Bioinformatic analyses have shown that the lncRNA LEF1-AS1 is overexpressed in tumor tissues of patients and is associated with worse survival outcomes in head and neck squamous cell carcinoma (HNSCC) patients. Moreover, it was demonstrated that LEF1-AS1 overexpression promotes proliferation, colony formation, increased resistance to apoptosis, migration, and invasion. It also induces the expression of genes associated with the epithelial–mesenchymal transition (EMT). Interestingly, LEF1-AS1 functions as a competitive endogenous RNA (ceRNA) by sponging miR-221-5p, leading to the overexpression of Cx43, which could further drive tumor progression [98].
A summary of the articles highlighting the interplay between ncRNAs and Cxs across all the previously discussed cancer types is provided in Table 1.

6. Potential Biomedical Applications of ncRNAs and Cxs

In recent years, ncRNAs have gained significant relevance in cancer research. Studies have shown that ncRNAs can promote aggressive traits in cancer cells, including enhanced migration, invasion, and chemoresistance. Furthermore, ncRNAs can serve as valuable biomarkers for prognosis, survival, and therapeutic response in cancer patients [1]. These advancements have significantly broadened the clinical applications of ncRNAs. Notably, ncRNAs can be detected in various biological samples, including tumor tissue, plasma, and serum, exhibiting high tissue specificity and sensitivity and demonstrating all the essential qualities required to serve as effective biomarkers in cancer patients [1,99]. For instance, MALAT-1 has been detected at elevated levels in plasma, showing a specificity of 84.8% in prostate cancer patients [100]. Similarly, HOTAIR has been identified in colorectal cancer patients, with a specificity of 92.5% [101]. Another example is miR-20, whose elevated expression has been observed in the early stages of non-small cell lung cancer (NSCLC) and positively correlated with TNM stage, positioning it as a promising biomarker for the early diagnosis of this malignancy [102]. In addition, LINC00662, which is overexpressed in various neoplasms, including breast and prostate [16], has shown an elevated expression in gallbladder cancer tissues and has been linked to the promotion of aggressive tumor cell traits. As expected, its heightened expression in tumor tissues correlates directly with increased lymph node metastasis and larger tumor size, underscoring its role in cancer progression [17]. All these data strengthen the idea that ncRNAs can be used as biomarkers of prognosis and/or progression in patients with cancer.

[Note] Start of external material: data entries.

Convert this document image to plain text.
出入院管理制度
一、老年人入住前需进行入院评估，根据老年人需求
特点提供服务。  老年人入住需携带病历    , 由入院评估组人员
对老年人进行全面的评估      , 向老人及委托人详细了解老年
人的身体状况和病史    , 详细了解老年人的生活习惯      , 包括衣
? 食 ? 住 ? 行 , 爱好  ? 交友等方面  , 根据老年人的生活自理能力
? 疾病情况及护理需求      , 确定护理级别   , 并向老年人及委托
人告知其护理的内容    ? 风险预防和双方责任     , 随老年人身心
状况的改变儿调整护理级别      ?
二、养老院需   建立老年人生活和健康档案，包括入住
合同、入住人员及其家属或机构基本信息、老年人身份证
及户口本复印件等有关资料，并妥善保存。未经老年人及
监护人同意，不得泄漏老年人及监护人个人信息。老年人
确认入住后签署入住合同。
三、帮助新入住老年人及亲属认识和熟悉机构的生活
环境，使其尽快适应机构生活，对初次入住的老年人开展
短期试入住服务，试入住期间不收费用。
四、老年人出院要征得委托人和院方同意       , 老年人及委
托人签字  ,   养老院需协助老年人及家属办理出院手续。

The use of ncRNAs in therapeutic applications has emerged as a promising avenue in modern medicine for the treatment of cancer [4]. As mentioned above, ncRNAs have demonstrated their potential to regulate gene expression at various levels, from transcription to translation. Furthermore, their ability to target multiple genes and pathways simultaneously offers a unique advantage over traditional therapies, thus offering a wide range of treatment possibilities [99]. For example, siRNA and CRISPR-based therapies can modulate ncRNAs expression, altering the malignant phenotype of cancer cells [103,104]. Importantly, the application of liposomal systems as delivery vehicles for inhibitory molecules (such as siRNAs) or activators (such as miRNA mimics) has emerged as a promising strategy in cancer therapy. Liposomal vehicles offer significant advantages, including efficient encapsulation of therapeutic molecules, enhanced stability, and ease of systemic administration, making them an attractive option for advancing ncRNA-based treatments [105,106]. An example of the therapeutic potential of ncRNAs is a study by Beg et al., in which MNX34, an miR-34a mimic which functions as a tumor suppressor, showed antitumor activity in a subset of patients with refractory advanced solid tumors in a phase 1 study [107]. These data reinforce the idea of using ncRNAs as therapeutic targets and pave the way for innovative treatment approaches in oncology.

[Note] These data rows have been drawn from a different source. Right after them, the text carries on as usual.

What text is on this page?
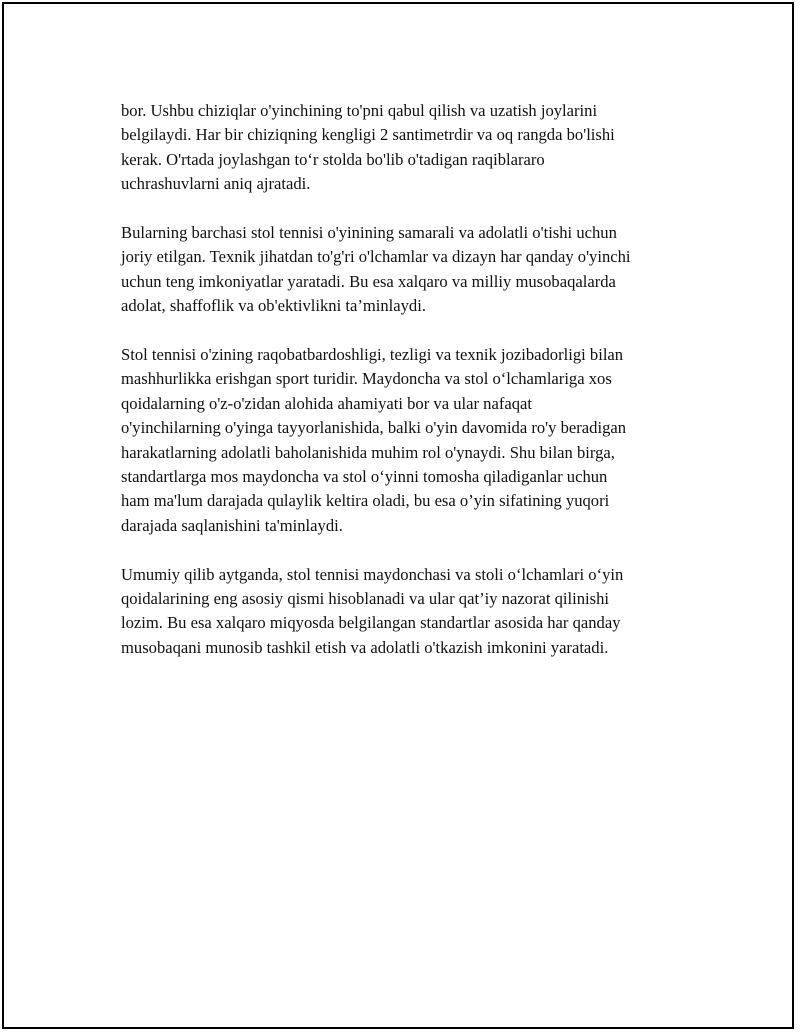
bor. Ushbu chiziqlar o'yinchining to'pni qabul qilish va uzatish joylarini
belgilaydi. Har bir chiziqning kengligi 2 santimetrdir va oq rangda bo'lishi
kerak. O'rtada joylashgan to‘r stolda bo'lib o'tadigan raqiblararo
uchrashuvlarni aniq ajratadi.

Bularning barchasi stol tennisi o'yinining samarali va adolatli o'tishi uchun
joriy etilgan. Texnik jihatdan to'g'ri o'lchamlar va dizayn har qanday o'yinchi
uchun teng imkoniyatlar yaratadi. Bu esa xalqaro va milliy musobaqalarda
adolat, shaffoflik va ob'ektivlikni ta’minlaydi.

Stol tennisi o'zining raqobatbardoshligi, tezligi va texnik jozibadorligi bilan
mashhurlikka erishgan sport turidir. Maydoncha va stol o‘lchamlariga xos
qoidalarning o'z-o'zidan alohida ahamiyati bor va ular nafaqat
o'yinchilarning o'yinga tayyorlanishida, balki o'yin davomida ro'y beradigan
harakatlarning adolatli baholanishida muhim rol o'ynaydi. Shu bilan birga,
standartlarga mos maydoncha va stol o‘yinni tomosha qiladiganlar uchun
ham ma'lum darajada qulaylik keltira oladi, bu esa o’yin sifatining yuqori
darajada saqlanishini ta'minlaydi.

Umumiy qilib aytganda, stol tennisi maydonchasi va stoli o‘lchamlari o‘yin
qoidalarining eng asosiy qismi hisoblanadi va ular qat’iy nazorat qilinishi
lozim. Bu esa xalqaro miqyosda belgilangan standartlar asosida har qanday
musobaqani munosib tashkil etish va adolatli o'tkazish imkonini yaratadi.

Regarding Cxs, they have gained significant attention for their dual function in cancer, as they can act as oncogenes or tumor suppressors. Beyond their traditional role, Cxs are now recognized for their potential as therapeutic targets and biomarkers in clinical oncology because they are implicated in processes that drive tumor progression, including migration, invasion, proliferation, and drug resistance [36], as well as being used as clinicopathological biomarkers in different cancers [9]. For example, high levels of Cx43 have been associated with reduced progression-free survival (PFS) and recurrence-free survival in pTa and Pt1 bladder cancer patients [108]. On the other hand, Cx26 has been associated with high histological grade and worse prognosis in colorectal and BC patients [109,110], positioning Cxs as a very attractive group of proteins for their use as clinical biomarkers.

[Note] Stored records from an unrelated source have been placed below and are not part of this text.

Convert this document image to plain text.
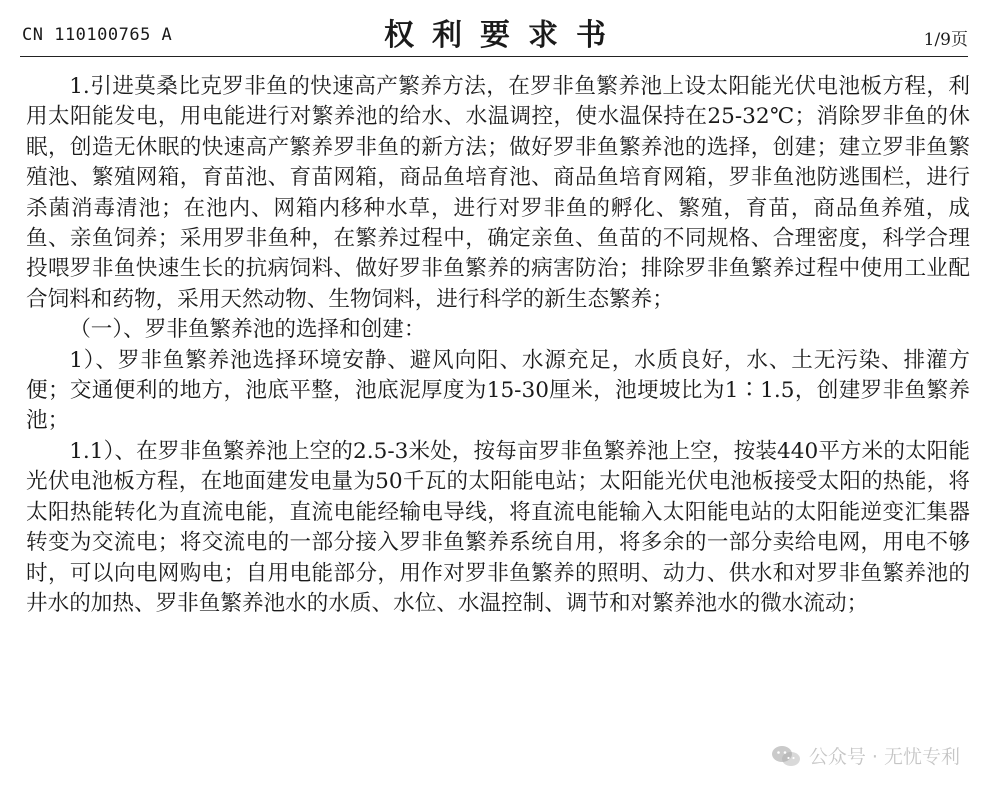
CN 110100765 A	权利要求书	1/9页

1.引进莫桑比克罗非鱼的快速高产繁养方法，在罗非鱼繁养池上设太阳能光伏电池板方程，利用太阳能发电，用电能进行对繁养池的给水、水温调控，使水温保持在25-32℃；消除罗非鱼的休眠，创造无休眠的快速高产繁养罗非鱼的新方法；做好罗非鱼繁养池的选择，创建；建立罗非鱼繁殖池、繁殖网箱，育苗池、育苗网箱，商品鱼培育池、商品鱼培育网箱，罗非鱼池防逃围栏，进行杀菌消毒清池；在池内、网箱内移种水草，进行对罗非鱼的孵化、繁殖，育苗，商品鱼养殖，成鱼、亲鱼饲养；采用罗非鱼种，在繁养过程中，确定亲鱼、鱼苗的不同规格、合理密度，科学合理投喂罗非鱼快速生长的抗病饲料、做好罗非鱼繁养的病害防治；排除罗非鱼繁养过程中使用工业配合饲料和药物，采用天然动物、生物饲料，进行科学的新生态繁养；

（一）、罗非鱼繁养池的选择和创建：

1）、罗非鱼繁养池选择环境安静、避风向阳、水源充足，水质良好，水、土无污染、排灌方便；交通便利的地方，池底平整，池底泥厚度为15-30厘米，池埂坡比为1∶1.5，创建罗非鱼繁养池；

1.1）、在罗非鱼繁养池上空的2.5-3米处，按每亩罗非鱼繁养池上空，按装440平方米的太阳能光伏电池板方程，在地面建发电量为50千瓦的太阳能电站；太阳能光伏电池板接受太阳的热能，将太阳热能转化为直流电能，直流电能经输电导线，将直流电能输入太阳能电站的太阳能逆变汇集器转变为交流电；将交流电的一部分接入罗非鱼繁养系统自用，将多余的一部分卖给电网，用电不够时，可以向电网购电；自用电能部分，用作对罗非鱼繁养的照明、动力、供水和对罗非鱼繁养池的井水的加热、罗非鱼繁养池水的水质、水位、水温控制、调节和对繁养池水的微水流动；

公众号 · 无忧专利
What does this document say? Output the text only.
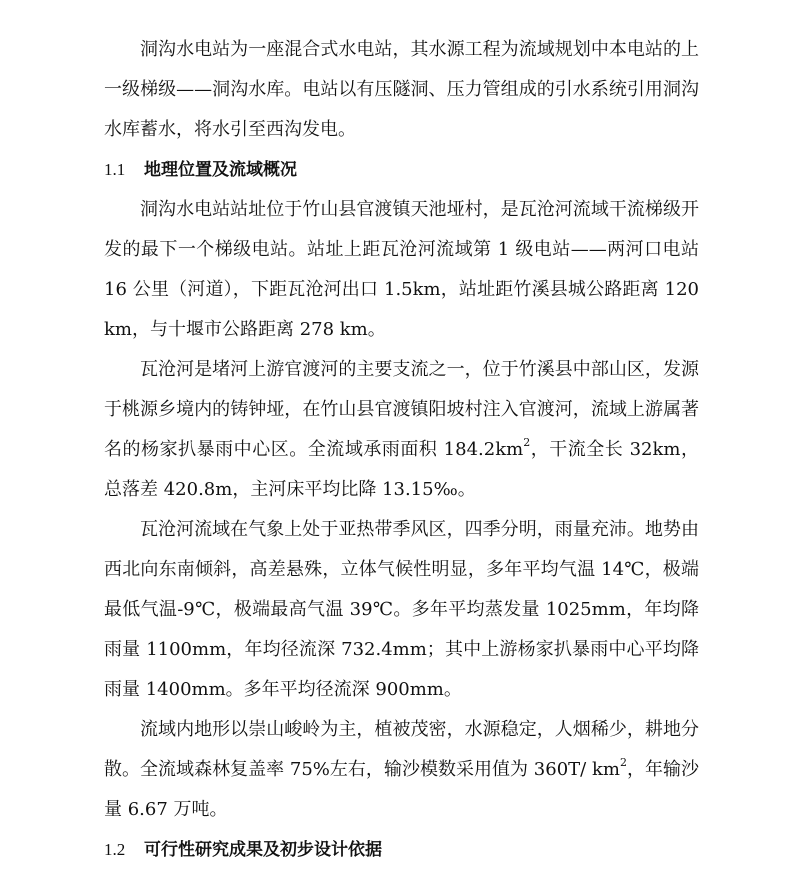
洞沟水电站为一座混合式水电站，其水源工程为流域规划中本电站的上一级梯级——洞沟水库。电站以有压隧洞、压力管组成的引水系统引用洞沟水库蓄水，将水引至西沟发电。

1.1	地理位置及流域概况

洞沟水电站站址位于竹山县官渡镇天池垭村，是瓦沧河流域干流梯级开发的最下一个梯级电站。站址上距瓦沧河流域第 1 级电站——两河口电站 16 公里（河道），下距瓦沧河出口 1.5km，站址距竹溪县城公路距离 120 km，与十堰市公路距离 278 km。

瓦沧河是堵河上游官渡河的主要支流之一，位于竹溪县中部山区，发源于桃源乡境内的铸钟垭，在竹山县官渡镇阳坡村注入官渡河，流域上游属著名的杨家扒暴雨中心区。全流域承雨面积 $184.2km^2$，干流全长 32km，总落差 420.8m，主河床平均比降 13.15‰。

瓦沧河流域在气象上处于亚热带季风区，四季分明，雨量充沛。地势由西北向东南倾斜，高差悬殊，立体气候性明显，多年平均气温 14℃，极端最低气温-9℃，极端最高气温 39℃。多年平均蒸发量 1025mm，年均降雨量 1100mm，年均径流深 732.4mm；其中上游杨家扒暴雨中心平均降雨量 1400mm。多年平均径流深 900mm。

流域内地形以崇山峻岭为主，植被茂密，水源稳定，人烟稀少，耕地分散。全流域森林复盖率 75%左右，输沙模数采用值为 360T/ $km^2$，年输沙量 6.67 万吨。

1.2	可行性研究成果及初步设计依据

Additionally, Cxs offer a novel approach to disrupt or improve cancer cell communication depending on the tumoral context as the topic of treatment. Regarding this, modulators of Cx functions, such as peptides or bioactive compounds that block Cxs channels or allow intercellular communication, could be a potential strategy to limit tumor growth and cancer progression [111]. For instance, αCT1, a peptide designed against Cx43, promotes the formation of intercellular connections in HER2+ BC cells, promoting Cx43 stabilization, cell death, and decreased mammosphere formation capacity in vitro, demonstrating an antitumor effect in these cells [112].
Finally, it has been shown that Cxs can be detected in extracellular vesicles [113,114,115], which is a great indication that may allow the detection of these proteins in noninvasive samples such as serum, plasma, saliva, or urine, improving their use as biomarkers for prognosis, diagnosis, and treatment in cancer patients.

7. Conclusions

The currently available technological advances in molecular biology and bioinformatics have increased the possibilities of studying both direct and indirect interactions between proteins and ncRNAs. This review highlights 27 ncRNAs that demonstrate either direct or indirect interactions with Cxs. Of these ncRNAs, the majority were miRNAs and, to a lesser extent, lncRNAs. Other ncRNA types, such as circRNAs and piRNAs, have not yet been explored in the context of their interaction with Cxs, representing an opportunity for further research. Among the Cxs, Cx43 was predominantly described, and the principal modulation mechanism identified was the direct binding of miRNAs to Cx43 mRNA. This reflects its pivotal role in various cancers and its susceptibility to post-transcriptional regulation by miRNAs. In contrast, the mechanisms associated with lncRNAs primarily involve competitive endogenous RNA (ceRNA), a process that has been well-documented in the literature. Additionally, emerging evidence suggests that lncRNAs may also modulate Cx expression and function through epigenetic mechanisms, further adding complexity to this regulatory axis.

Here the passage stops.